« Écœuré et fatigué », Joe Biden appelle « à transformer la douleur en action ». Près de dix ans avant lui, Barack Obama lançait : « on ne peut plus tolérer cela. Nous devons changer ». Après chaque fusillade de masse, les démocrates s’émeuvent, réclament des mesures. Mais rien ne change, les élus républicains qui, en chœur, condamnent ces tueries de masse, refusent tout durcissement de la loi. Les démocrates ont proposé davantage de vérifications avant l’achat d’une arme, mais les républicains bloquent, ce qui fait dire à la représentante « gauchiste » de New York Alexandria Ocasio-Cortez qu’ils laissent « des bébés se faire tirer dessus avec des fusils d’assaut AR 15 » par des jeunes qui n’ont pas encore « l’âge légal pour prendre une bière ».
Il ne faut pas se leurrer : aucun Américain, ou presque, n’est prêt à abandonner le droit de porter une arme. Seules peuvent être discutées les conditions d’achat. Depuis le covid et les manifestations « black lives matter », les ventes d’armes ont explosé et les plus nombreux à se « protéger » ont été des électeurs démocrates, des Noirs qui se sentaient menacés. Des peurs, du racisme que l’on peut attribuer en partie au mandat totalement diviseur de Donald Trump. L’année fiscale 2021 a vu Smith et Wesson battre tous leurs records avec plus d’un milliard de dollars de revenus. Près de 400 millions d’armes pour 335 millions d’habitants.
Au lendemain de la tuerie de Uvalde, 88% des Américains se prononcent en faveur de vérifications préalables à l’achat d’une arme, 75% demandent une base de données nationale d’achat d’armes et 67% souhaitent l’interdiction de la vente de fusils d’assaut. Mais c’est « j’y pense et puis j’oublie » d’autant plus que les lois qui seraient les plus efficaces se prennent dans les parlements des Etats, pas au niveau fédéral.

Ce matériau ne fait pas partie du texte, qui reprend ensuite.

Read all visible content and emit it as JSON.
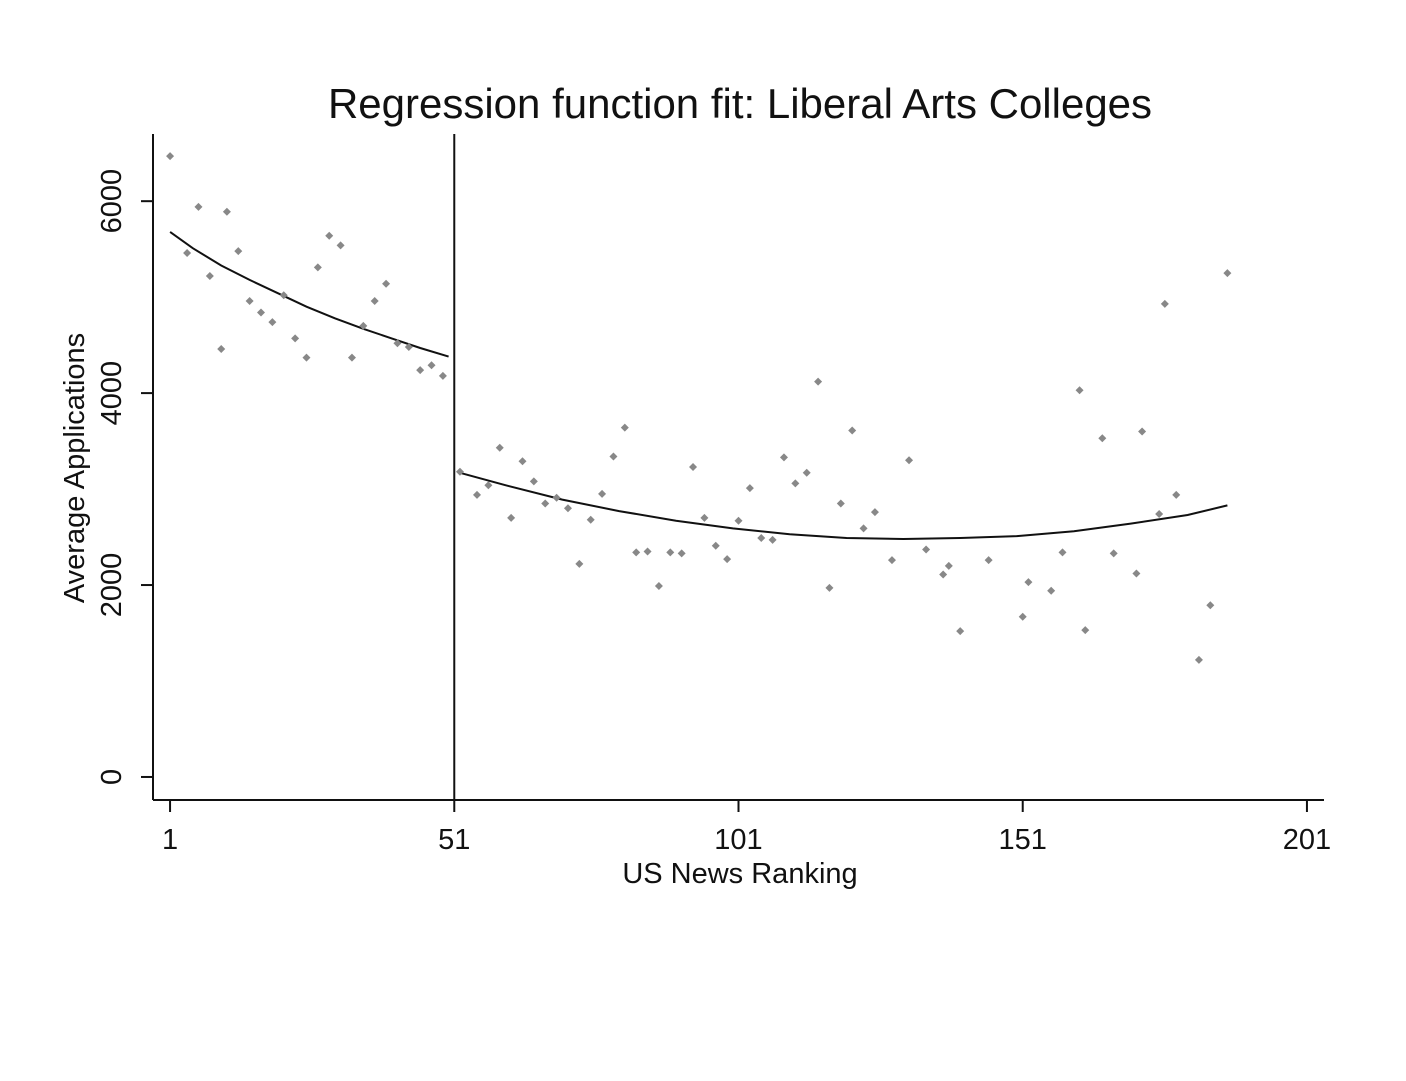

Même si une majorité d’Américains accepte des contrôles sur les ventes d’armes, il y a cette certitude défendue au-delà des républicains que ce ne sont pas les armes qui tuent, mais celui qui les tient, que la cause réelle voire unique des drames est « le mal ». Au lieu de considérer que le problème est politique, identitaire, les pro-armes préfèrent y voir une question de santé mentale. C’est donc le mal qui tue et Donald Trump a répété vendredi soir au congrès de la NRA, National Rifle Association, qui arrose à coups de millions les candidats républicains, que « pour arrêter un mauvais gars armé, il faut un bon gars armé ». « L’existence du mal dans notre société n’est pas une raison pour désarmer des citoyens respectueux de la loi », explique l’ancien président. « L’existence du mal est la raison pour laquelle il faut armer les citoyens respectueux de la loi ». Le représentant du Kentucky James Comer ajoute qu’on ne peut pas légiférer contre le mal. Il faut alors, affirme Trump, attaquer le mal à la base : « Il est clair que nous devons rendre beaucoup plus facile l’enfermement des personnes violentes et mentalement dérangées dans des établissements psychiatriques. Ce n’est pas une question d’argent. C’est une question de volonté. Si les Etats-Unis ont 40 milliards de dollars (37 milliards d’euros) à envoyer à l’Ukraine, nous pouvons le faire ».
Celui qui n’a pas renoncé à se présenter en 2024 mélange tout et méconnaît les chiffres : dans la triste histoire des tueries des masses – au moins quatre blessé, hors tireur, plus de 200 depuis le début de l’année, dont 27 dans une école- une seule fois un bon gars a tué le méchant, et seuls 23% des meurtriers avaient des problèmes psychiatriques reconnus.
Un autre chiffre : environ un Américain sur cinq a des problèmes de santé mentale et près de 15% de la population se fait soigner. Les urgences psychiatriques, en plein développement, reçoivent de plus en plus de jeunes.Un dernier chiffre : au japon où la loi prescrit qu’ « aucune personne ne doit posséder d’armes à feu ou de sabres », trois personnes ont été tuées par de telles armes en 2017. Aux Etats-Unis, c’était 42 par jour.